Mr. Pender spoke at some length in highly ethical terms, but when Clay pressed him, explained that Buster’s insurance, “which was paid her some weeks ago,” made it possible for him to invoke the twenty-five to fifty percent rule, “twenty-five percent of recoveries, as retainer for taking the case, fifty percent if we go to court. Or in other words, it seems fair enough that she pay me six and a quarter thousand down, with another six and a quarter due when she’s tried — which it looks as though she’s going to be.” Clay was staggered, but knew he must pick up the tab. He said: “Nat, I feel I should pay that fee — I have reasons we needn’t go into. So when she sends her check, will you hold it? Pending receipt of my check? I’ll mail it here now today.” And then, doing some mental arithmetic: “Or wait a minute, Nat. I don’t keep that kind of money lying around, and it’ll pinch me in on my trip if I send the whole six and a quarter grand. So can I send you half? Part now, the rest to come when I get back and can sell off some stuff that I have? As I say, I have reasons—”

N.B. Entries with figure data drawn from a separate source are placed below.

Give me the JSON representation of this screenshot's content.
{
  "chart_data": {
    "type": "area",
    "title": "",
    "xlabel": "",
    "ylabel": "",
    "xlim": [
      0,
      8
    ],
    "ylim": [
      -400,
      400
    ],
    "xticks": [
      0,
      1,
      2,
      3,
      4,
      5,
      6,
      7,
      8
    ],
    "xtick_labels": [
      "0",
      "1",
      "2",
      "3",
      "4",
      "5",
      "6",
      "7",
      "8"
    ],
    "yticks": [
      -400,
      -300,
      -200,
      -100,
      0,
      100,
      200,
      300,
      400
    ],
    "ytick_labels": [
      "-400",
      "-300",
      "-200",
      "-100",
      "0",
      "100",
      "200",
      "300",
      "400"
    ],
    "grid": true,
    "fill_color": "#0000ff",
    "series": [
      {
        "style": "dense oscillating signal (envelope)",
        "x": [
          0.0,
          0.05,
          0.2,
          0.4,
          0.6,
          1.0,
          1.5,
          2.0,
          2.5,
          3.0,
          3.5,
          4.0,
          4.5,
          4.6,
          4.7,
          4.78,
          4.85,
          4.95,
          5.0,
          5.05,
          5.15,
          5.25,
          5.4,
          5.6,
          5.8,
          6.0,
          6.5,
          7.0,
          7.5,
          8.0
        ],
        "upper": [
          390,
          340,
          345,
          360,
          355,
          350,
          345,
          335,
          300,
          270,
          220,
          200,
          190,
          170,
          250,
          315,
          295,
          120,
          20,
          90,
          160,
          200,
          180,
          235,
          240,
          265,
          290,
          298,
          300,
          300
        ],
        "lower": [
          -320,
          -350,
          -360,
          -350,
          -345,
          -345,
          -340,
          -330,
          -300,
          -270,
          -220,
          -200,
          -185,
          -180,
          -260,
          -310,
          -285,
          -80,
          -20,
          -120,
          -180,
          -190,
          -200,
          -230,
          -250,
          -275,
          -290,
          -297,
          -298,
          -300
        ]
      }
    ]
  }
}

“Clay,” said Mr. Pender, “whatever you say is fine, and I don’t ask your reasons. She’s a damned sweet kid, that anyone’s entitled to go for and—” Clay opened his mouth to protest it was “nothing like that,” but then realized it might be better if Mr. Pender thought it was “that” instead of something else. He let it ride, and when Mr. Pender asked where he was, told him. “But of course!” exclaimed Mr. Pender. “How stupid of me not to remember! You’re on your honeymoon — and congratulations. My wife knows the bride and can’t say enough in her praise!”